Most of the components used for modern aircraft and helicopters consist of aluminium alloys or composite materials or combinations of these materials. This has to do with the prevention of material fatigue at simultaneous low weight. When machining aviation components, the main focus is on process reliability. PCD tools (polycrystalline diamond) from Map meet this requirement to a high degree and also have impressively long tool lives and produce the best machining results.
The company has developed a new PCD drill for machining composite materials such as CFRP (carbon fibre reinforced plastic) and multilayer composites made of aluminium and CFRP in assembly. The drill distinguishes itself through its continuous PCD cutting edge. Up to now tips made of solid carbide have mostly been used in the centre, only the sides were PCD-tipped. However, the interruption of the cutting edge caused instability at the transitions and the brazed gap tended to break out. According to the company, the new tool eliminates this instability.
The PCD cutter, polished on both sides, is inserted into the slotted tool body made of solid carbide. This makes the whole system particularly stable. The drill centres itself very well due to the tip angle of 115 °. The differential tip angle of 80 ° ensures a clean bore exit without delamination.
PCD roughing cutter for dry machining
When machining the structural components of aircraft wings made of aluminium, a large portion of the existing material is removed by machining. For roughing the chambers or pockets inside the wing Mapal has a solid carbide milling cutter, the Optimill-SPM-Rough, in its portfolio. However, this roughing cutter is only suitable for wet machining. Because: Solid carbide tools reach their limits when dry machining long-chipping aluminium alloys, such as those used in aircraft construction. Built-up edges quickly form, and the tools are subject to significant excessive wear.

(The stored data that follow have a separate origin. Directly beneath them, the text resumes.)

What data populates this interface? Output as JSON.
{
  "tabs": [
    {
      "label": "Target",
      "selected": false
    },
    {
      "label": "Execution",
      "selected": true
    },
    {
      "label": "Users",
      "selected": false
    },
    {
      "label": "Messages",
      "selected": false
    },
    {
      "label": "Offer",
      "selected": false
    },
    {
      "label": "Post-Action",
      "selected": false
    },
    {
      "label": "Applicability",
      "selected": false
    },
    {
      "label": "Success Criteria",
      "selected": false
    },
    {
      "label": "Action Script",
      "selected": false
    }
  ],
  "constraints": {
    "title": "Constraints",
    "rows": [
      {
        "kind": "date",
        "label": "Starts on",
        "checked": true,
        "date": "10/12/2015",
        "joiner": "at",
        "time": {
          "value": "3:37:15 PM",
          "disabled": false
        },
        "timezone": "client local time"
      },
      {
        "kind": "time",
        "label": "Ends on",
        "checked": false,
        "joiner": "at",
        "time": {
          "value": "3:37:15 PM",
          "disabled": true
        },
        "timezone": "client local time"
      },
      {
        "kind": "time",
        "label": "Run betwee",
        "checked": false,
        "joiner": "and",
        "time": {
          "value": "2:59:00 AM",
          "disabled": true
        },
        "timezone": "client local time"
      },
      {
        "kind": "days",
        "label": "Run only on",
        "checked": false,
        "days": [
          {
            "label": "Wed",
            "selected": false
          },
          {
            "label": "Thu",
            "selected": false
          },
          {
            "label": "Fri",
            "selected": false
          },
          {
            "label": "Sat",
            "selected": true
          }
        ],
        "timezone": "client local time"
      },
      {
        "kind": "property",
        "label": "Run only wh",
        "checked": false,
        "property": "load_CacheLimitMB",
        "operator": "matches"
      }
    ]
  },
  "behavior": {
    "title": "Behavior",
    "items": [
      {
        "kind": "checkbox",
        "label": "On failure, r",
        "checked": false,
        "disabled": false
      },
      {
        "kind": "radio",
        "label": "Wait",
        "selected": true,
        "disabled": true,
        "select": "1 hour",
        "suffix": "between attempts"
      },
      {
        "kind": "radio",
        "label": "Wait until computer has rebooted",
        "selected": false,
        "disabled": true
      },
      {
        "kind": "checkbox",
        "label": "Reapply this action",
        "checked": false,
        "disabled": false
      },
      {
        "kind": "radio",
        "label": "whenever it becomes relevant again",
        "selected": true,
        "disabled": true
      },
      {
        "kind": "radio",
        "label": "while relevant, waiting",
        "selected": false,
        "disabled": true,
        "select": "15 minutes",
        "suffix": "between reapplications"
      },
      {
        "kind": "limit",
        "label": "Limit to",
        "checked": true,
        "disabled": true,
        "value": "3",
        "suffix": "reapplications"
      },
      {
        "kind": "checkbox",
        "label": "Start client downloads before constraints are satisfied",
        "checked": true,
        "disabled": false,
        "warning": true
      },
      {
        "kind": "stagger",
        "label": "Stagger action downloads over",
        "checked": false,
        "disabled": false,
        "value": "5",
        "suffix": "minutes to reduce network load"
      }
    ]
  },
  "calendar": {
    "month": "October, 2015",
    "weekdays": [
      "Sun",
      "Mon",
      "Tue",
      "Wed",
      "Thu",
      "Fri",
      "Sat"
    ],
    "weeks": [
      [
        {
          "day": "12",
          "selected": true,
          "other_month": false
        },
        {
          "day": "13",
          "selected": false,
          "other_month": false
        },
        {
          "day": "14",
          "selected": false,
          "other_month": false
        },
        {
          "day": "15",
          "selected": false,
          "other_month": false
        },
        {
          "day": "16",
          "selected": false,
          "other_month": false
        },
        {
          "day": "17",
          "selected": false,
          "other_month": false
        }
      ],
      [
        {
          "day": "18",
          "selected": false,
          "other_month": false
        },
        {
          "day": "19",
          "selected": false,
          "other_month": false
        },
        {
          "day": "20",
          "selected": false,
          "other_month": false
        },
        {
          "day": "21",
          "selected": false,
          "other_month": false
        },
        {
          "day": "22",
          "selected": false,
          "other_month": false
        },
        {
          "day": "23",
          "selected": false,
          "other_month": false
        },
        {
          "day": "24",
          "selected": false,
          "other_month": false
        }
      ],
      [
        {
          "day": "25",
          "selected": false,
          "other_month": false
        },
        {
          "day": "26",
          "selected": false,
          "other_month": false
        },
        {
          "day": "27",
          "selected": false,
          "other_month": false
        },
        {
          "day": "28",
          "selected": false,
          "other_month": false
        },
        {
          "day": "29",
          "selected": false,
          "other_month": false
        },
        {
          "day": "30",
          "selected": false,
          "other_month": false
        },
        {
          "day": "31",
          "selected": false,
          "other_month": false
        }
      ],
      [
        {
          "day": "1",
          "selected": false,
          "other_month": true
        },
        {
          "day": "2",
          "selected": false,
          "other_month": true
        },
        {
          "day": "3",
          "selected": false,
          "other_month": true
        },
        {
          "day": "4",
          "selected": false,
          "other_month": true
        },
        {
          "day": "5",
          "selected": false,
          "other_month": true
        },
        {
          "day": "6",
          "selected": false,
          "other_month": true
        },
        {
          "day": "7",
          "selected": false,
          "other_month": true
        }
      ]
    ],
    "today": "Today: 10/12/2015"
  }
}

There was an increasing demand for a tool for dry machining corresponding to the PCD-tipped milling cutter from the manufacturer so that the chambers and pockets on the wing do not fill up with the cooling medium.
The geometry of the new milling cutter is in many ways identical to that of its solid carbide counterpart. The specially designed knurled roughing geometry ensures a soft cut and reduces process forces. It also gives the tool excellent plunging properties. The heat input into the component is minimal. Due to the longer tool life of the PCD tool when dry machining long-chipping aluminium alloys compared to that of its solid carbide counterpart, its use is more economical. The higher tool costs are therefore quickly amortised.